Brexit and cancer: a dangerous liaison for UK cancer research and control?
So what would happen if on the 23rd June 2016, the UK voted to leave the EU? Given that a country has never left the EU before, it is probably safe to assume that a period of uncertainty would arise. So how would this uncertainty manifest itself from a cancer perspective? From a financial point of view, what would happen to the EU funding that UK researchers so successfully compete for? It is extremely unlikely that continued access to these funding sources could be renegotiated, thus losing a huge resource that would help to foster better cancer care. Additionally, a prolonged period of economic uncertainty could have significant repercussions on health budgets, which could translate to poorer health outcomes, particularly for the disadvantaged members of our community.
Lack of free movement of researchers would potentially stifle innovation. The benefits of the various EU collaborative approaches outlined above would surely be compromised, if the UK’s role in Europe were to change. Lack of involvement in EU debate and decision making would also mean that the powerful voice of the UK in health and research policy would be lost. Initiatives such as the European Cancer Patient’s Bill of Rights, which mean so much to cancer patients, would be much more effectively implemented through the involvement of the UK within the EU.

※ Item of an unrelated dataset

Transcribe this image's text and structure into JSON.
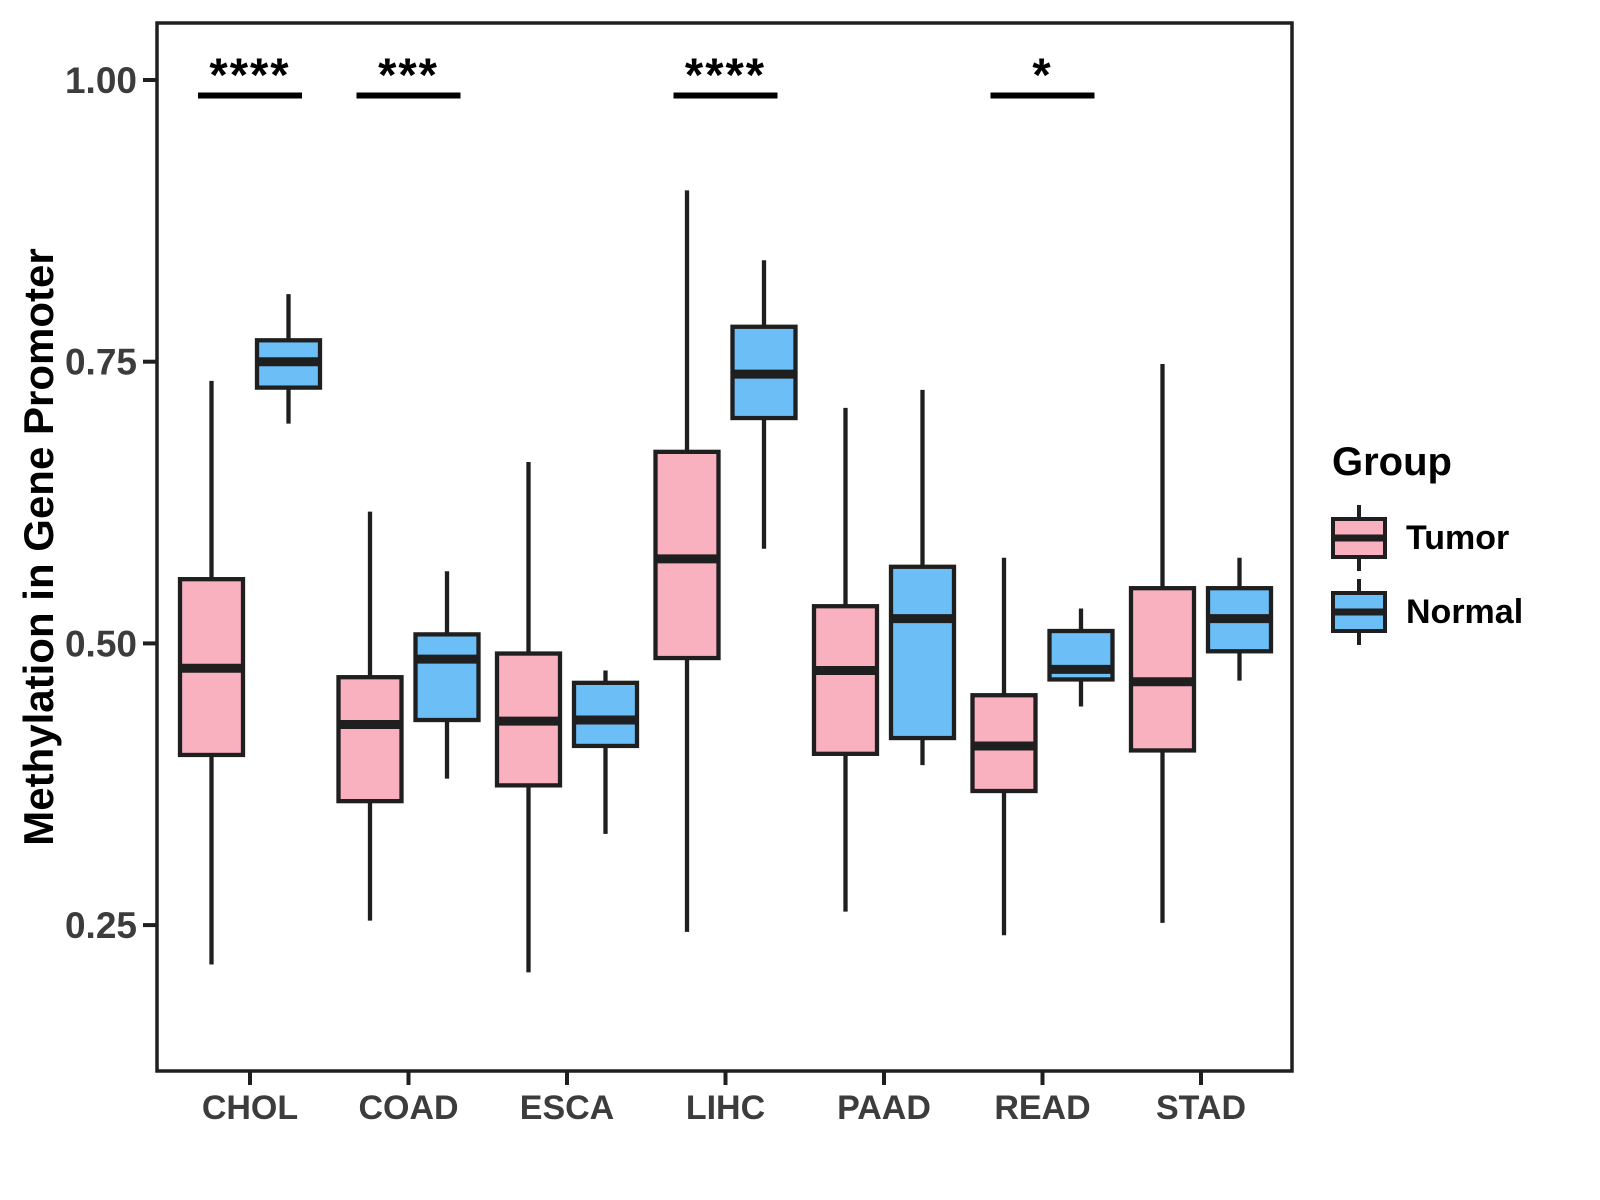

It is incumbent on us as global citizens to ensure that, whatever the result of the referendum, we must continue to contribute to the European debate in important domains such as clinical trials, data sharing and clinical best practice, while also delivering the highest quality research that leads to the best possible outcomes for cancer patients, in the UK, the EU and globally. These aspirations can most effectively be achieved if the UK stays within the EU.